I took my first steps on the road to recovery in December through professional counseling and was supported by several loving individuals who I included in my accountability.  Of course, all of this was seamlessly knit together by Jesus Christ, who has taught me the true meaning of forgiveness, redemption, and unconditional, unwavering, relentless love.

“But Joanie, this sounds so easy.” No, no, don’t think for a second this has been easy, or that writing this is easy.  For twelve years I have struggled with alcohol abuse.  Since turning 21, when I first really started drinking, I built patterns of behavior to cope with my stress and anxiety that included binge drinking, most of which happened alone.  Granted, I was still “functional” and actually achieved some awesome things including a bachelors degree, masters degree, lived and worked in New York City, got married, had two beautiful babies (two 9 months stints in sobriety) and started a business. But my life was, under the surface, completely dysfunctional.  I was easily agitated, anxiety ridden, experiencing intense mood swings, and in a few dark moments, questioned if life was worth living.  I have experienced real consequences from my drinking including a DUI, more hangovers that I can count, and too many blackouts.  I’m not proud of these things, but I don’t want to let them have power in my life anymore.  I have been secretive and ashamed by these things, and incredibly remorseful for the people who have been impacted.  But, finally coming clean and being honest about my struggles allows me to  move forward and leave the past where it belongs.

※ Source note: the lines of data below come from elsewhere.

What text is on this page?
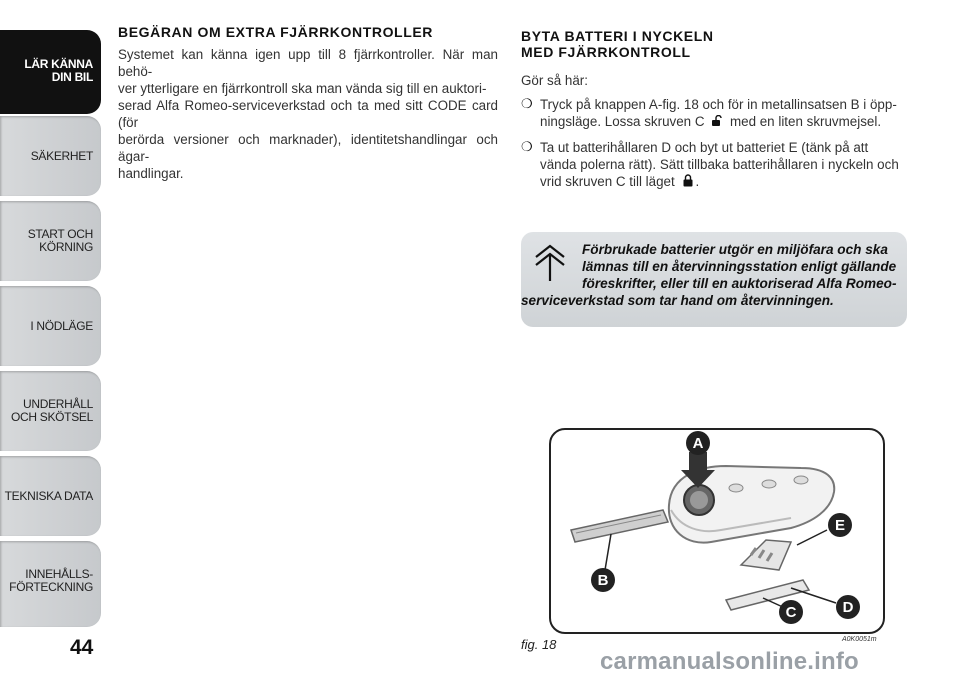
LÄR KÄNNA
DIN BIL
SÄKERHET
START OCH
KÖRNING
I NÖDLÄGE
UNDERHÅLL
OCH SKÖTSEL
TEKNISKA DATA
INNEHÅLLS-
FÖRTECKNING
44
BEGÄRAN OM EXTRA FJÄRRKONTROLLER
Systemet kan känna igen upp till 8 fjärrkontroller. När man behö-
ver ytterligare en fjärrkontroll ska man vända sig till en auktori-
serad Alfa Romeo-serviceverkstad och ta med sitt CODE card (för
berörda versioner och marknader), identitetshandlingar och ägar-
handlingar.
BYTA BATTERI I NYCKELN
MED FJÄRRKONTROLL
Gör så här:
❍ Tryck på knappen A-fig. 18 och för in metallinsatsen B i öpp-
ningsläge. Lossa skruven C med en liten skruvmejsel.
❍ Ta ut batterihållaren D och byt ut batteriet E (tänk på att
vända polerna rätt). Sätt tillbaka batterihållaren i nyckeln och
vrid skruven C till läget .
Förbrukade batterier utgör en miljöfara och ska
lämnas till en återvinningsstation enligt gällande
föreskrifter, eller till en auktoriserad Alfa Romeo-
serviceverkstad som tar hand om återvinningen.
A
E
B
D
C
fig. 18	A0K0051m
carmanualsonline.info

For those that know me, depending on the part of my life you’ve experienced, this may come as no surprise.  For others, it might be completely shocking.  If you knew me at ASU or Shippensburg, there’s a chance you’re not super surprised.  I wasn’t as good at hiding my drinking then.  However, some of it might have just been seen as a sheltered kid sowing her wild oats in college.  But, the last few years, apparently I’ve been pretty good at hiding it (except for from Ryan, my dear, wonderful, bad-ass, incredibly loving, forgiving husband) because several of the in-person responses to this news have been shock and confusion.  I’m sorry if this is hard to process, but hey, isn’t it great to know that I am actually not as with-it as I look?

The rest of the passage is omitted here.